After the decision on the missile defense system, a tension was ratcheted up among South Korean broadcast contents producers and began to crystallize through “believe it or not” flyers going around in the securities industry. The flyers said that China's State Administration of Radio, Film and Television (SARFT) in charge of media such as newspapers, broadcast and films ordered Chinese broadcasters to stop airing Korean cultural contents and showing South Korean entertainers in protest against the deployment of the THAAD system in South Korea. Some reporters wrote articles based on the rumor and anxieties gripped South Korean contents business operators that made a foray into the Chinese contents market.
The rumor was never verified. The homepage of the SARFT did not have any official notice about the rumor. But circumstantial evidence began to emerge, making people believe that the Chinese government virtually gave them an order. What is worse, unprecedentedly, some local Chinese officials rejected South Korean government officials’ visit to them.
On July 28, Kim Jae-hong, the vice chairman of the Korea Communications Commission was planning to visit officials in Jiangsu Province, China for exchanges of Korean cultural contents but his visit was rejected in China.
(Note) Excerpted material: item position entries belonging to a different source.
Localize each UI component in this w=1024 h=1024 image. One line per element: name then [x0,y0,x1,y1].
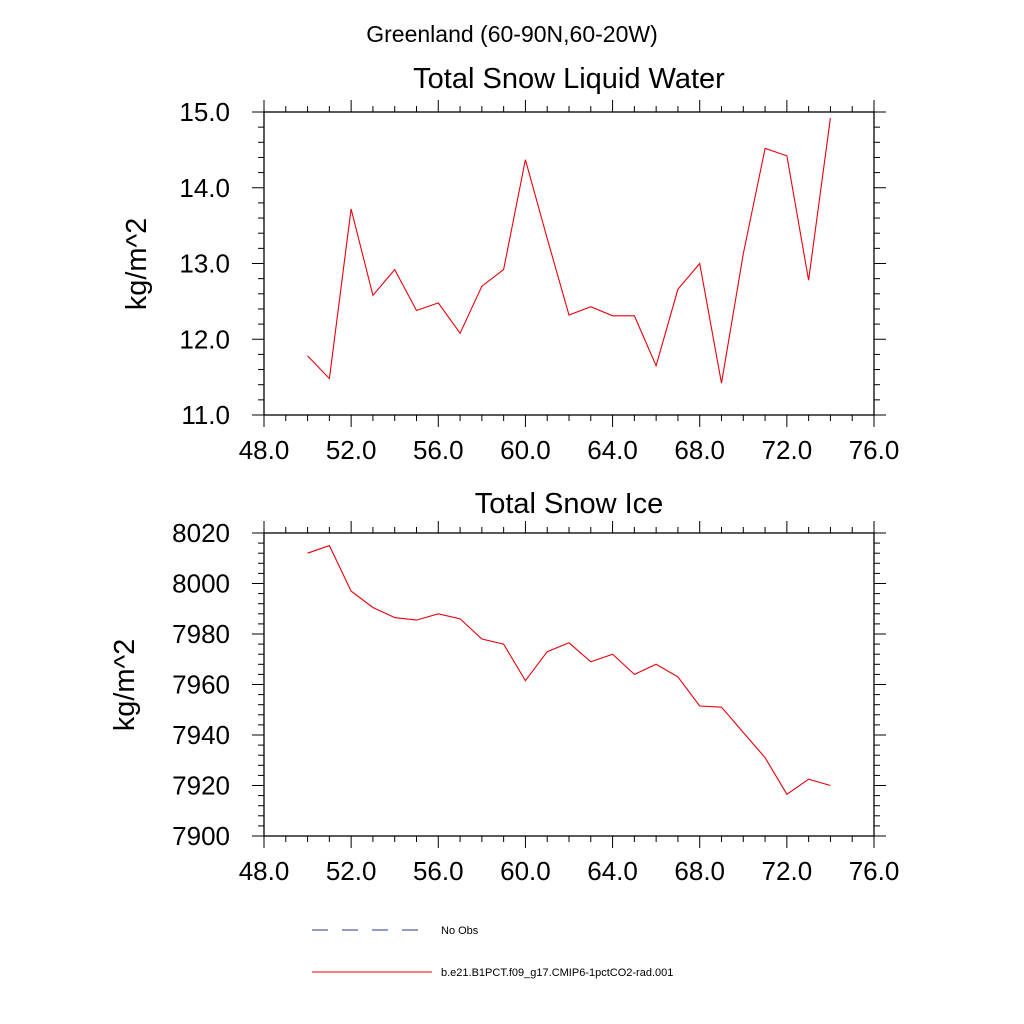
x-tick-label: 72.0 [762,435,813,465]
panel-title-liquid-water: Total Snow Liquid Water [413,63,725,95]
legend-label-model: b.e21.B1PCT.f09_g17.CMIP6-1pctCO2-rad.00… [441,967,673,979]
data-point [372,606,374,608]
x-tick-label: 72.0 [762,856,813,886]
data-point [611,315,613,317]
axis-ticks-liquid-water: 48.0 52.0 56.0 60.0 64.0 68.0 72.0 76.0 11.0 12.0… [179,97,899,465]
data-point [372,294,374,296]
data-point [611,653,613,655]
data-point [655,365,657,367]
data-point [502,268,504,270]
data-point [524,680,526,682]
y-tick-label: 12.0 [179,324,230,354]
data-point [720,706,722,708]
data-point [350,590,352,592]
data-point [350,208,352,210]
y-tick-label: 7920 [172,771,230,801]
legend: No Obs b.e21.B1PCT.f09_g17.CMIP6-1pctCO2… [312,925,673,979]
series-line-liquid-water [307,118,831,384]
y-tick-label: 13.0 [179,249,230,279]
data-point [394,268,396,270]
y-tick-label: 7940 [172,720,230,750]
y-tick-label: 15.0 [179,97,230,127]
data-point [699,262,701,264]
data-point [459,332,461,334]
data-point [590,661,592,663]
data-point [328,377,330,379]
x-tick-label: 76.0 [849,435,900,465]
data-point [481,638,483,640]
x-tick-label: 48.0 [239,435,290,465]
y-tick-label: 8020 [172,518,230,548]
data-point [633,315,635,317]
y-tick-label: 11.0 [181,400,230,430]
data-point [590,306,592,308]
data-point [677,288,679,290]
data-point [699,705,701,707]
x-tick-label: 64.0 [587,856,638,886]
y-tick-label: 14.0 [179,173,230,203]
data-point [524,159,526,161]
plot-frame-snow-ice [263,532,875,837]
data-point [394,616,396,618]
data-point [829,117,831,119]
data-point [502,643,504,645]
x-tick-label: 52.0 [326,435,377,465]
data-point [807,279,809,281]
data-point [437,613,439,615]
data-point [415,619,417,621]
y-tick-label: 7900 [172,821,230,851]
legend-label-no-obs: No Obs [441,925,479,937]
figure-suptitle: Greenland (60-90N,60-20W) [366,21,657,47]
data-point [568,314,570,316]
plot-frame-liquid-water [263,111,875,416]
data-point [764,757,766,759]
data-point [633,673,635,675]
axis-ticks-snow-ice: 48.0 52.0 56.0 60.0 64.0 68.0 72.0 76.0 7900 7920… [172,518,899,886]
y-axis-label-liquid-water: kg/m^2 [121,218,153,311]
data-point [328,544,330,546]
x-tick-label: 60.0 [500,435,551,465]
data-point [546,237,548,239]
y-tick-label: 8000 [172,569,230,599]
x-tick-label: 52.0 [326,856,377,886]
data-point [720,382,722,384]
x-tick-label: 56.0 [413,435,464,465]
data-point [764,147,766,149]
x-tick-label: 48.0 [239,856,290,886]
x-tick-label: 76.0 [849,856,900,886]
data-point [677,676,679,678]
data-point [655,663,657,665]
y-axis-label-snow-ice: kg/m^2 [109,639,141,732]
data-point [459,618,461,620]
snow-ice-panel: Total Snow Ice kg/m^2 48.0 52.0 56.0 60.0 64… [109,488,899,886]
data-point [742,253,744,255]
data-point [829,784,831,786]
data-point [437,302,439,304]
x-tick-label: 64.0 [587,435,638,465]
line-series-liquid-water [306,117,831,384]
data-point [786,155,788,157]
y-tick-label: 7960 [172,670,230,700]
data-point [481,285,483,287]
x-tick-label: 68.0 [674,856,725,886]
data-point [786,793,788,795]
x-tick-label: 56.0 [413,856,464,886]
y-tick-label: 7980 [172,619,230,649]
line-series-snow-ice [306,544,831,796]
series-line-snow-ice [307,544,831,796]
x-tick-label: 68.0 [674,435,725,465]
snow-liquid-water-panel: Total Snow Liquid Water kg/m^2 48.0 52.0 5… [121,63,899,465]
data-point [568,642,570,644]
data-point [546,651,548,653]
data-point [742,731,744,733]
data-point [306,355,308,357]
panel-title-snow-ice: Total Snow Ice [475,488,664,520]
data-point [807,778,809,780]
data-point [306,552,308,554]
data-point [415,309,417,311]
x-tick-label: 60.0 [500,856,551,886]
Even though Kim and his entourage checked the schedule shortly before their departure, the Chinese side suddenly cancelled the scheduled meeting two days prior to it, saying, “We have an emergency meeting in Beijing.” According to Kim and his entourage, the Chinese side gave the cold shoulder to them throughout their visit.
“I heard that the deployment of the THAAD system may delay airing our program in China,” said a Korean broadcast contents producer that has produced TV programs with a Chinese broadcasting station. “We were planning to jointly produce a program with the Chinese broadcasting station. So I asked the Chinese broadcasting station about when to sign the agreement since I had to make a production schedule,” said a representative of the Korean production. “But they told me, ‘The THAAD issue may postpone making program schedules. Now it is not easy to jointly produce a program with a South Korean side. We have to wait and see now.’”
Korean local governments’ exchanges with China were put on hold, too. Gangwon Province in South Korea has had a set for the TV show “Descendants of the Sun” so the Gangwon Provincial Government was planning to make a program to publicize tourism attractions in the province such as Wonju and Sokcho. But production of the program was temporarily put off by the request of the Chinese side. Gangwon Province also planned to produce a promotional video for the province through a meeting of Chinese power bloggers and Korean cultural stars. The Chinese side cancelled it as well. Tsingtao City of China told Daegu City that they will not take part in Daegu’s Chicken and Beer Festival.
Some experts assumed that the Chinese government did not directly ordered Chinese broadcasters to shun South Korean contents but Chinese broadcasters are keenly considering the Chinese government’s responses to the installation of the missile defense system in South Korea before deciding to produce or air Korean cultural contents.
“The SARFT regulated foreign programs in China through guidelines. But we cannot confirm unofficial stories,” said a representative of the Korea Communications Commission. “I have never heard that the Chinese government blocked Korean entertainers from appearing on Chinese TV or banned Korean cultural programs in China.”
“Chinese contents producers are in a mood to take a lukewarm attitude about Korean cultural contents while taking into account the Chinese government’s strong posture against the deployment of the THAAD system in South Korea,” said a representative of a South Korean broadcasting company who understood situations in China well.